My feet are happy. Scaling the tallest peak of Thane was no easy feat, but it was the most adventurous trek I’ve been on this month, and surprisingly my feet did not ache. Armed with only water that we weren’t sure will last till the end, but well equipped to document anything that we may stumble upon, we began our journey on one fine bright sunny morning, with the peaks hiding in the clouds.
A fine, bright sunny morning lasts for a very few minutes in the northern Western Ghats, however. Very soon it began to grow hotter and humid on the ground below the tall peaks – where lay a temple – the first and the last stopover for anyone who trudges Mahuli.
|The Rocky cliffs of Mahuli|
|The Kinslaying in Damselflies!|
Although Odonata larvae are known to feed on their own kind if their population is more than prey, there is a need for study regarding adults. I think it happens because they are most diverse in species as well as in numbers during this season – and hence are an easy catch, but they may also kill and feed on other Odonates to perhaps reduce competition amongst species (as is studied in Odonata larva). If this indeed happens, then Odonates are as smart as people that go to war. Another pretty damselfly present at the scene was Pseudagrion rubriceps.

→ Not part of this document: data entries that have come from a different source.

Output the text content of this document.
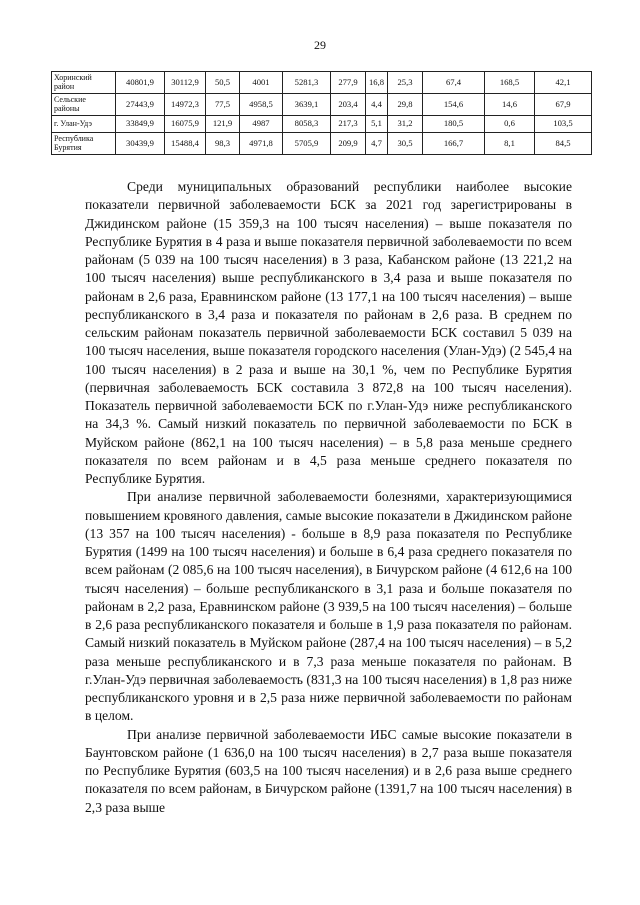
29
Хоринский район	40801,9	30112,9	50,5	4001	5281,3	277,9	16,8	25,3	67,4	168,5	42,1
Сельские районы	27443,9	14972,3	77,5	4958,5	3639,1	203,4	4,4	29,8	154,6	14,6	67,9
г. Улан-Удэ	33849,9	16075,9	121,9	4987	8058,3	217,3	5,1	31,2	180,5	0,6	103,5
Республика Бурятия	30439,9	15488,4	98,3	4971,8	5705,9	209,9	4,7	30,5	166,7	8,1	84,5

Среди муниципальных образований республики наиболее высокие показатели первичной заболеваемости БСК за 2021 год зарегистрированы в Джидинском районе (15 359,3 на 100 тысяч населения) – выше показателя по Республике Бурятия в 4 раза и выше показателя первичной заболеваемости по всем районам (5 039 на 100 тысяч населения) в 3 раза, Кабанском районе (13 221,2 на 100 тысяч населения) выше республиканского в 3,4 раза и выше показателя по районам в 2,6 раза, Еравнинском районе (13 177,1 на 100 тысяч населения) – выше республиканского в 3,4 раза и показателя по районам в 2,6 раза. В среднем по сельским районам показатель первичной заболеваемости БСК составил 5 039 на 100 тысяч населения, выше показателя городского населения (Улан-Удэ) (2 545,4 на 100 тысяч населения) в 2 раза и выше на 30,1 %, чем по Республике Бурятия (первичная заболеваемость БСК составила 3 872,8 на 100 тысяч населения). Показатель первичной заболеваемости БСК по г.Улан-Удэ ниже республиканского на 34,3 %. Самый низкий показатель по первичной заболеваемости по БСК в Муйском районе (862,1 на 100 тысяч населения) – в 5,8 раза меньше среднего показателя по всем районам и в 4,5 раза меньше среднего показателя по Республике Бурятия.

При анализе первичной заболеваемости болезнями, характеризующимися повышением кровяного давления, самые высокие показатели в Джидинском районе (13 357 на 100 тысяч населения) - больше в 8,9 раза показателя по Республике Бурятия (1499 на 100 тысяч населения) и больше в 6,4 раза среднего показателя по всем районам (2 085,6 на 100 тысяч населения), в Бичурском районе (4 612,6 на 100 тысяч населения) – больше республиканского в 3,1 раза и больше показателя по районам в 2,2 раза, Еравнинском районе (3 939,5 на 100 тысяч населения) – больше в 2,6 раза республиканского показателя и больше в 1,9 раза показателя по районам. Самый низкий показатель в Муйском районе (287,4 на 100 тысяч населения) – в 5,2 раза меньше республиканского и в 7,3 раза меньше показателя по районам. В г.Улан-Удэ первичная заболеваемость (831,3 на 100 тысяч населения) в 1,8 раз ниже республиканского уровня и в 2,5 раза ниже первичной заболеваемости по районам в целом.

При анализе первичной заболеваемости ИБС самые высокие показатели в Баунтовском районе (1 636,0 на 100 тысяч населения) в 2,7 раза выше показателя по Республике Бурятия (603,5 на 100 тысяч населения) и в 2,6 раза выше среднего показателя по всем районам, в Бичурском районе (1391,7 на 100 тысяч населения) в 2,3 раза выше
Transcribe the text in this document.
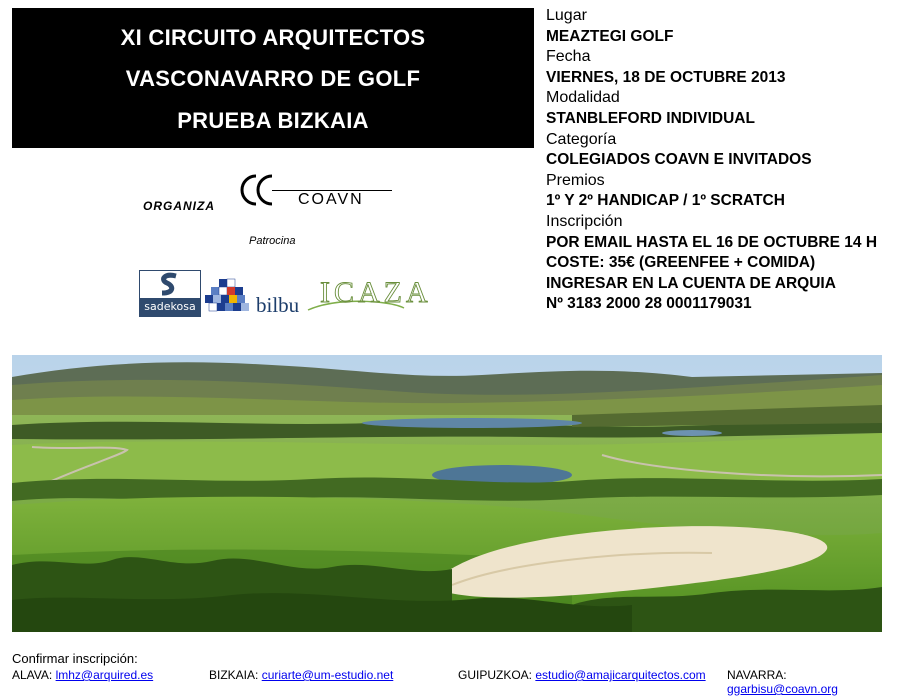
XI CIRCUITO ARQUITECTOS
VASCONAVARRO DE GOLF
PRUEBA BIZKAIA
Lugar
MEAZTEGI GOLF
Fecha
VIERNES, 18 DE OCTUBRE 2013
Modalidad
STANBLEFORD INDIVIDUAL
Categoría
COLEGIADOS COAVN E INVITADOS
Premios
1º Y 2º HANDICAP / 1º SCRATCH
Inscripción
POR EMAIL HASTA EL 16 DE OCTUBRE 14 H
COSTE: 35€ (GREENFEE + COMIDA)
INGRESAR EN LA CUENTA DE ARQUIA
Nº 3183 2000 28 0001179031
ORGANIZA	COAVN
Patrocina
sadekosa	bilbu ICAZA
Confirmar inscripción:
ALAVA: lmhz@arquired.es	BIZKAIA: curiarte@um-estudio.net	GUIPUZKOA: estudio@amajicarquitectos.com NAVARRA: ggarbisu@coavn.org
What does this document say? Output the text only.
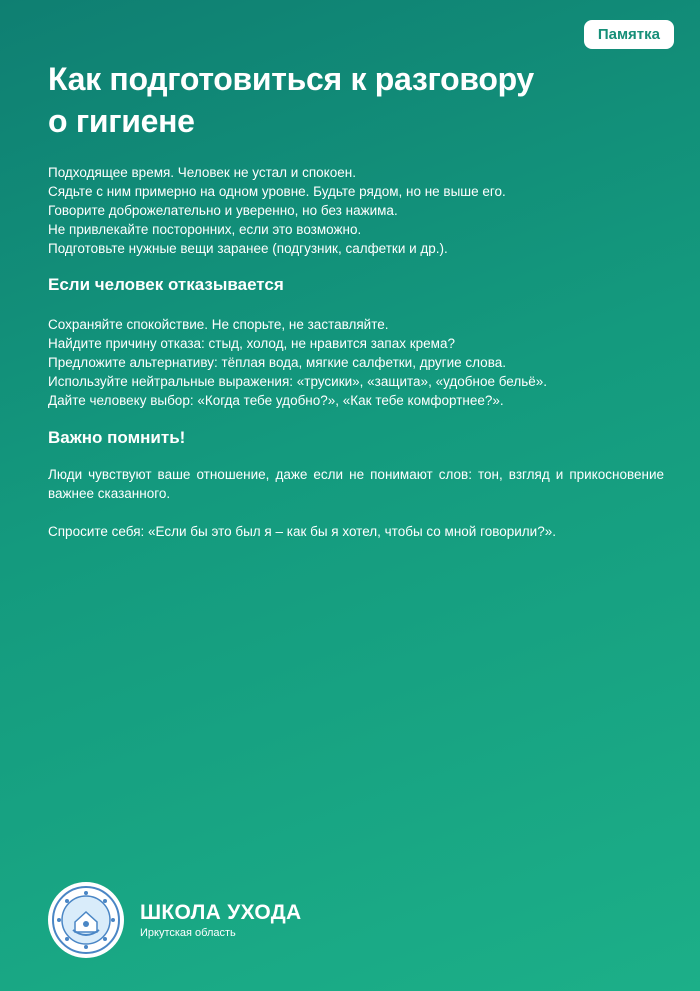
Памятка
Как подготовиться к разговору
о гигиене

Подходящее время. Человек не устал и спокоен.

Сядьте с ним примерно на одном уровне. Будьте рядом, но не выше его.

Говорите доброжелательно и уверенно, но без нажима.

Не привлекайте посторонних, если это возможно.

Подготовьте нужные вещи заранее (подгузник, салфетки и др.).

Если человек отказывается

Сохраняйте спокойствие. Не спорьте, не заставляйте.

Найдите причину отказа: стыд, холод, не нравится запах крема?

Предложите альтернативу: тёплая вода, мягкие салфетки, другие слова.

Используйте нейтральные выражения: «трусики», «защита», «удобное бельё».

Дайте человеку выбор: «Когда тебе удобно?», «Как тебе комфортнее?».

Важно помнить!
Люди чувствуют ваше отношение, даже если не понимают слов: тон, взгляд и прикосновение важнее сказанного.
Спросите себя: «Если бы это был я – как бы я хотел, чтобы со мной говорили?».
ШКОЛА УХОДА
Иркутская область
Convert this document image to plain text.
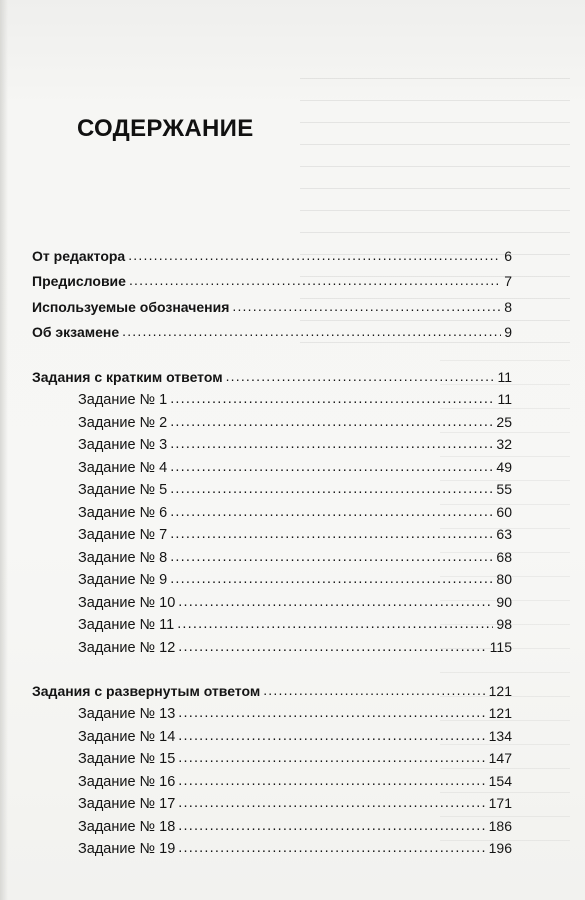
СОДЕРЖАНИЕ
От редактора .....	6
Предисловие .....	7
Используемые обозначения .....	8
Об экзамене .....	9
Задания с кратким ответом .....	11
Задание № 1 .....	11
Задание № 2 .....	25
Задание № 3 .....	32
Задание № 4 .....	49
Задание № 5 .....	55
Задание № 6 .....	60
Задание № 7 .....	63
Задание № 8 .....	68
Задание № 9 .....	80
Задание № 10 .....	90
Задание № 11 .....	98
Задание № 12 .....	115
Задания с развернутым ответом .....	121
Задание № 13 .....	121
Задание № 14 .....	134
Задание № 15 .....	147
Задание № 16 .....	154
Задание № 17 .....	171
Задание № 18 .....	186
Задание № 19 .....	196
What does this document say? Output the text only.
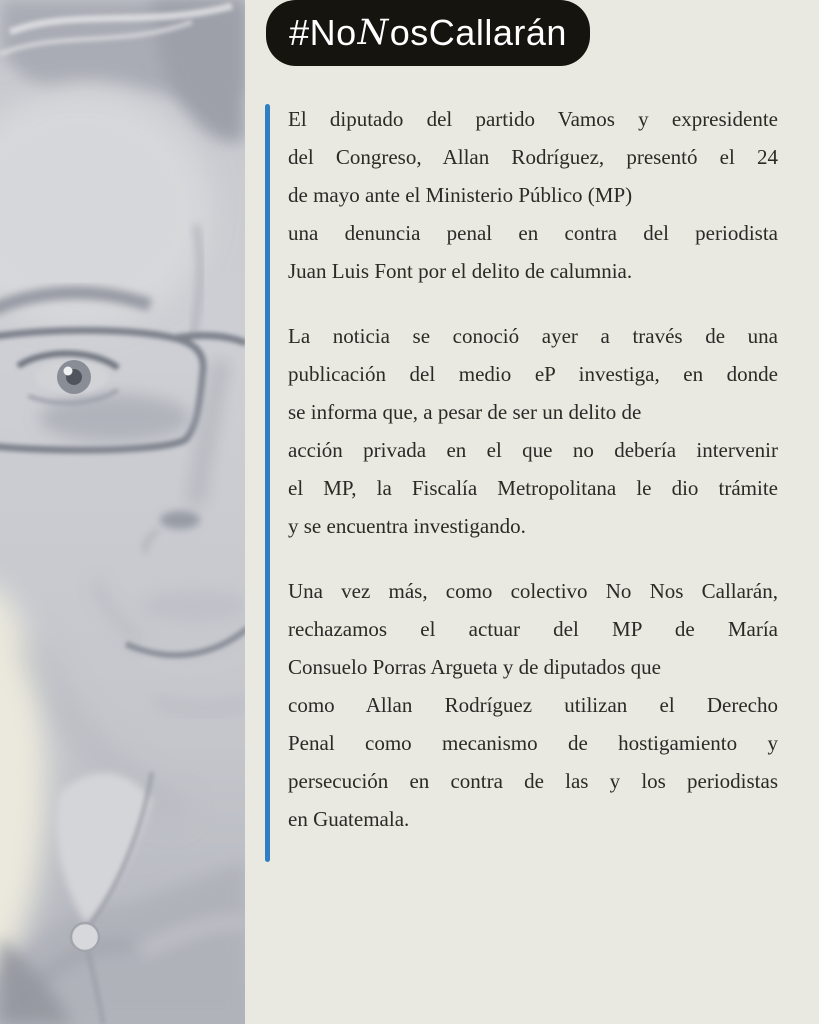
#No N osCallarán
El diputado del partido Vamos y expresidente
del Congreso, Allan Rodríguez, presentó el 24
de mayo ante el Ministerio Público (MP)
una denuncia penal en contra del periodista
Juan Luis Font por el delito de calumnia.
La noticia se conoció ayer a través de una
publicación del medio eP investiga, en donde
se informa que, a pesar de ser un delito de
acción privada en el que no debería intervenir
el MP, la Fiscalía Metropolitana le dio trámite
y se encuentra investigando.
Una vez más, como colectivo No Nos Callarán,
rechazamos el actuar del MP de María
Consuelo Porras Argueta y de diputados que
como Allan Rodríguez utilizan el Derecho
Penal como mecanismo de hostigamiento y
persecución en contra de las y los periodistas
en Guatemala.
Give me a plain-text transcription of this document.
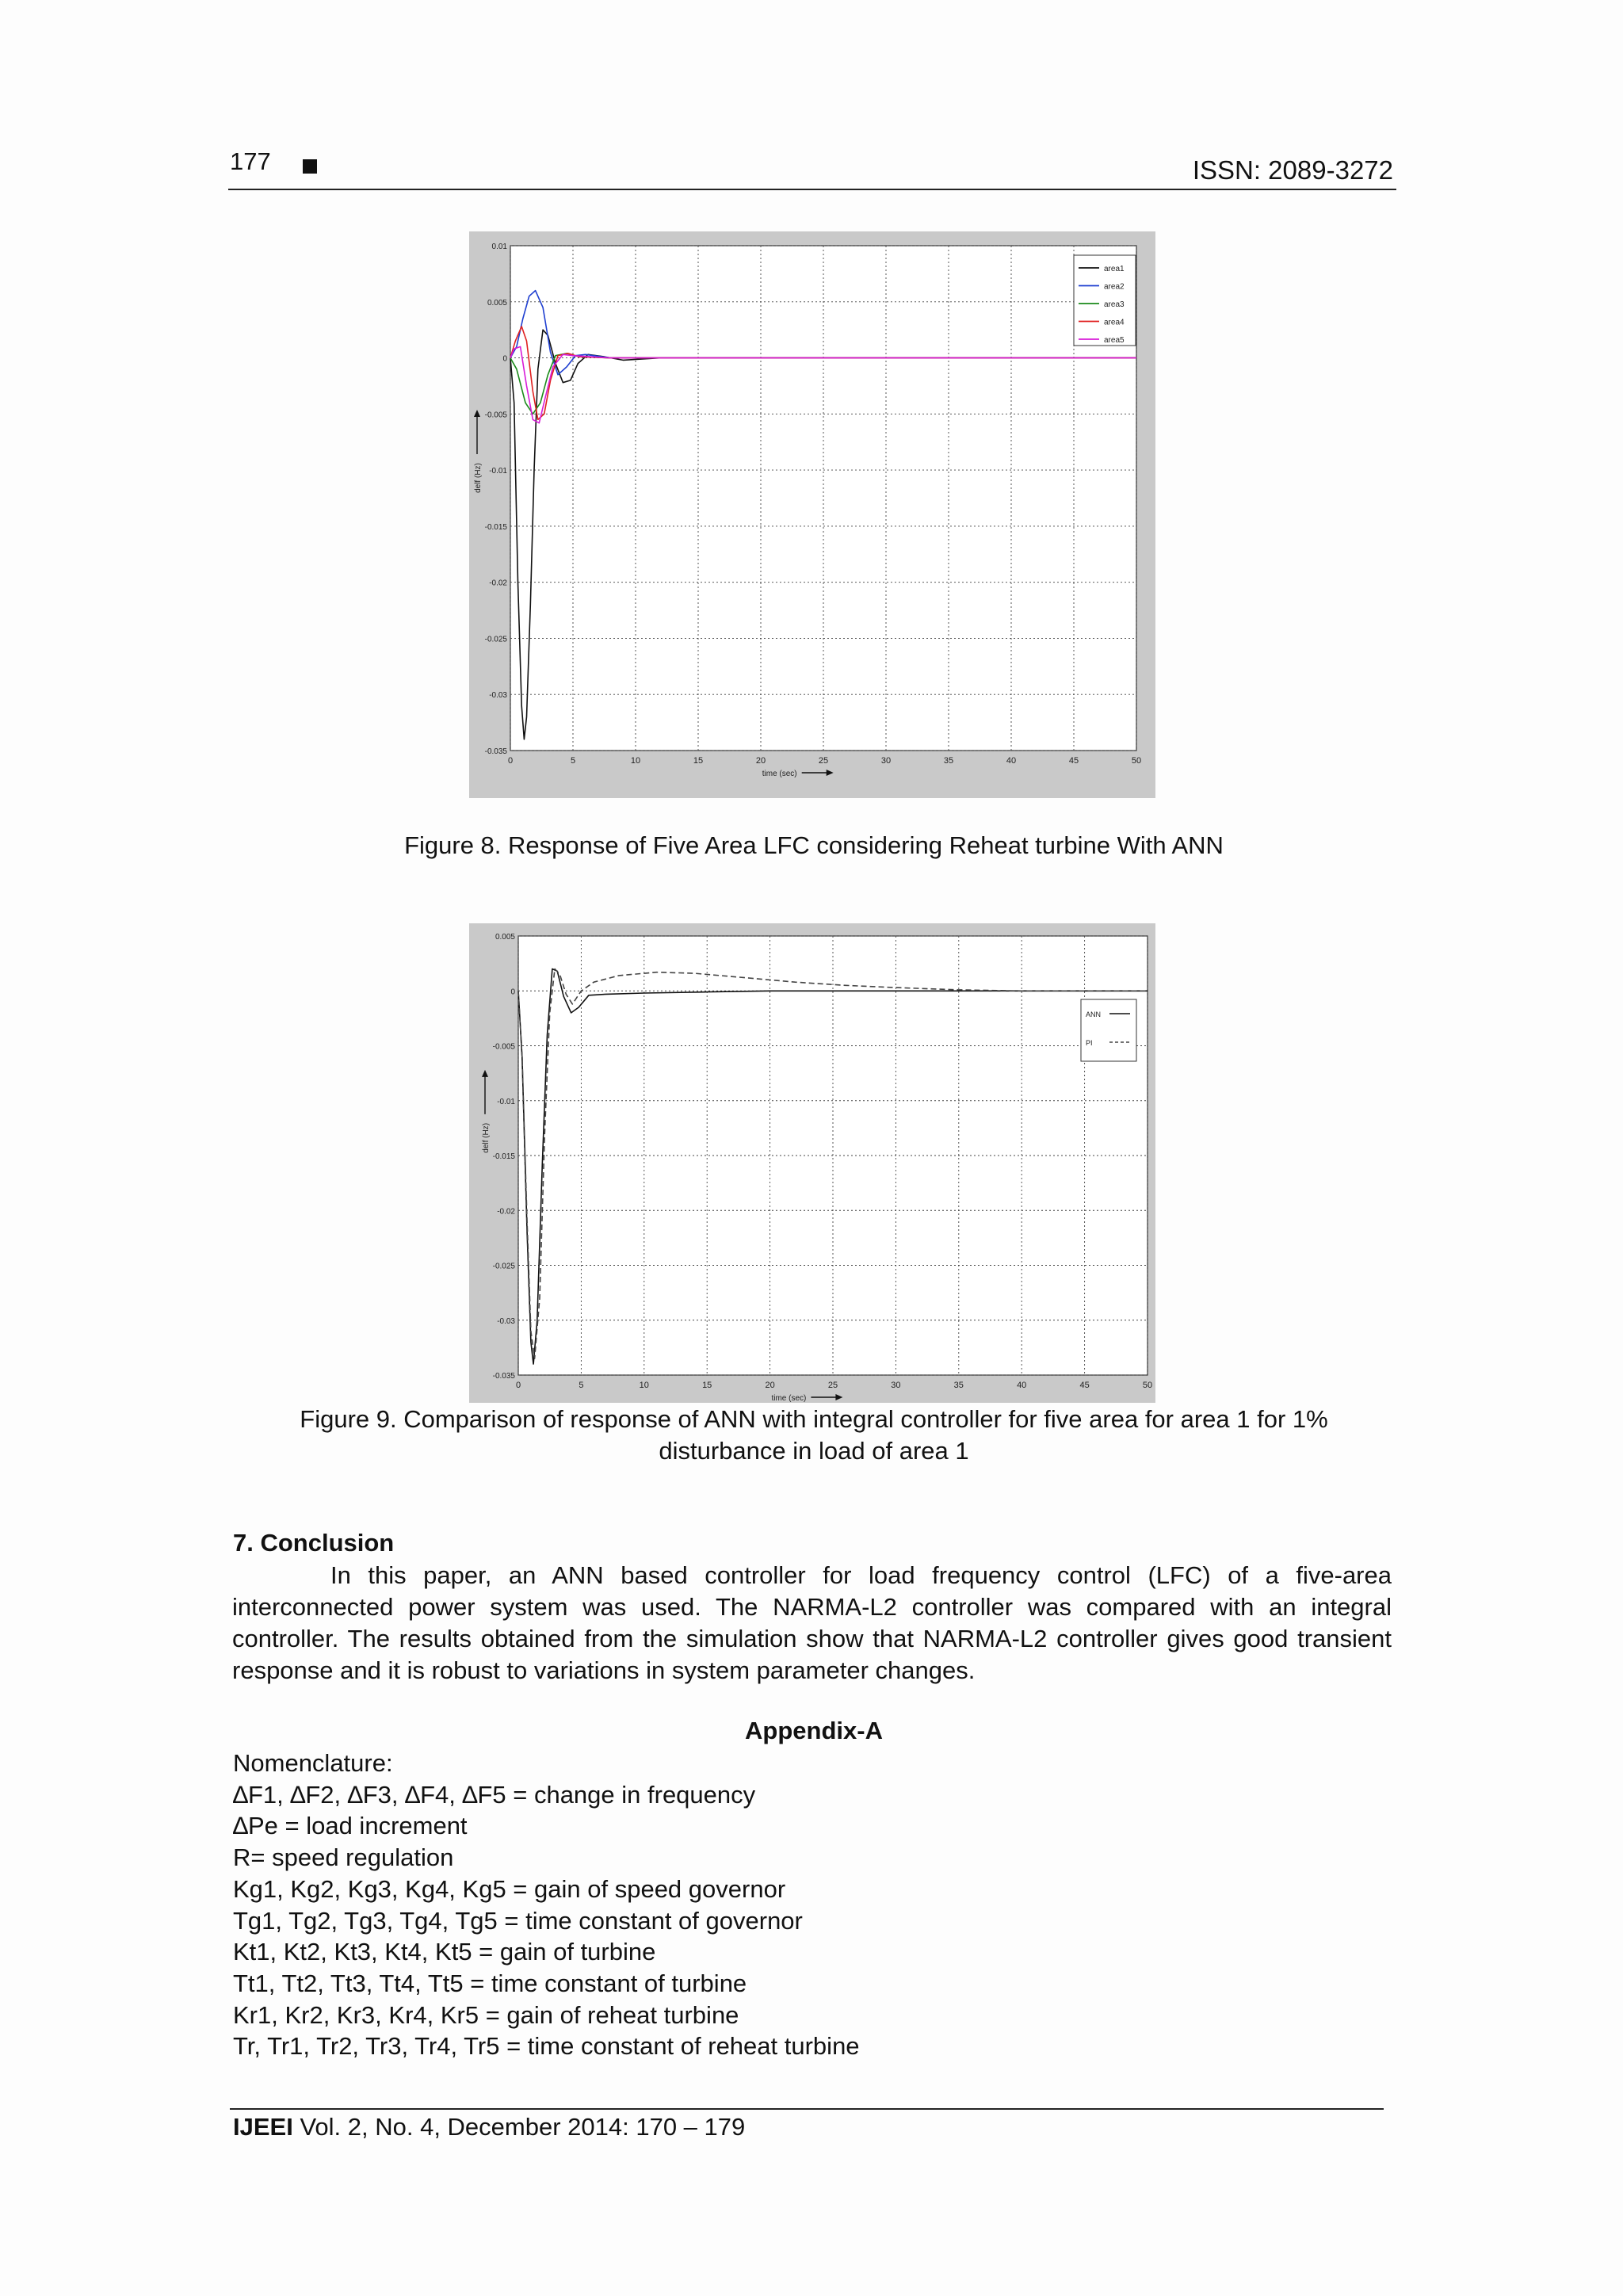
177	ISSN: 2089-3272
0	5	10	15	20	25	30	35	40	45	50
0.01
0.005
0
-0.005
-0.01
-0.015
-0.02
-0.025
-0.03
-0.035
time (sec)
delf (Hz)
area1
area2
area3
area4
area5
Figure 8. Response of Five Area LFC considering Reheat turbine With ANN
0	5	10	15	20	25	30	35	40	45	50
0.005
0
-0.005
-0.01
-0.015
-0.02
-0.025
-0.03
-0.035
time (sec)
delf (Hz)
ANN
PI
Figure 9. Comparison of response of ANN with integral controller for five area for area 1 for 1%
disturbance in load of area 1
7. Conclusion

In this paper, an ANN based controller for load frequency control (LFC) of a five-area interconnected power system was used. The NARMA-L2 controller was compared with an integral controller. The results obtained from the simulation show that NARMA-L2 controller gives good transient response and it is robust to variations in system parameter changes.

Appendix-A
Nomenclature:
∆F1, ∆F2, ∆F3, ∆F4, ∆F5 = change in frequency
∆Pe = load increment
R= speed regulation
Kg1, Kg2, Kg3, Kg4, Kg5 = gain of speed governor
Tg1, Tg2, Tg3, Tg4, Tg5 = time constant of governor
Kt1, Kt2, Kt3, Kt4, Kt5 = gain of turbine
Tt1, Tt2, Tt3, Tt4, Tt5 = time constant of turbine
Kr1, Kr2, Kr3, Kr4, Kr5 = gain of reheat turbine
Tr, Tr1, Tr2, Tr3, Tr4, Tr5 = time constant of reheat turbine
IJEEI Vol. 2, No. 4, December 2014: 170 – 179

|Soldierfly, Ptectitus sp.?|
|The fallen Sting|
|Way through the Karvy|
|The path runs through this ridge|
And yet when I looked down upon the path I saw plastic litter – and may I crib a bit again, as in every post – that I simply fail to understand what goes through the mind of the Littering Folk. If there weren’t very many problems we’re facing already, it will be worth drawing some funds towards researching their minds. They’re different I tell you.
|The Sahyadri ranges|
|The split tree of Mahuli|
|Beefly, family Bombyliidae|
|Clinteria, the Flower Chafer|
After a moment with the flies and the beetles, the cloud cover took over and it began to pour. It was a welcoming change though, unlike on many other expeditions. Climbing in the bombardment of rain was refreshing. The steep path was mainly large rocks with ledges to grab onto. These turned into little waterfalls. Although it seemed a little dangerous to climb through the escarpments, our pace was picked up due to the cooling of the weather, and with the thought of reaching shelter as soon as possible.
|The Main Gate of Mahuli Fort|
|Mud-dauber Wasp nest|
|Rhene sp. loves blowing bubbles as well!|
|The Queen, probably the Lady of the Weaver Ants|
A little way from here was the ridge I talked about earlier. With it in our sight, we were keen on walking on flat ground again and just then a friend of mine sighted something different. He called me in a hushed voice – there’s a snake!
This snake was something that I had never photographed before. I’d only seen one in captivity. It was rather small, but extremely venomous. In fact, it ranks first in causing most deaths in India. And no, it was not a Cobra – although another group behind us did see one – this snake was a Saw-scaled Viper:
From here on, however, we made sure we did not blindly hold onto any plant, for sighting this deadly snake reminded us that this is the wild, and there’s no rescue coming if we’re in trouble.
|The Myrmarachne family|
|Midges in a Spider's web|
|Treading the road already taken|
Since we’re at the end of Monsoon, the weather has been fluctuating a lot. This is a grim reminder that the following few months are going to be very hot and humid – an aftermath of the havoc monsoon created in the Western Ghats. But this weather is also the most productive when a number of plants flower and sow seeds for the next season, as well as insects and birds and mammals that make the best of this short-lived bounty.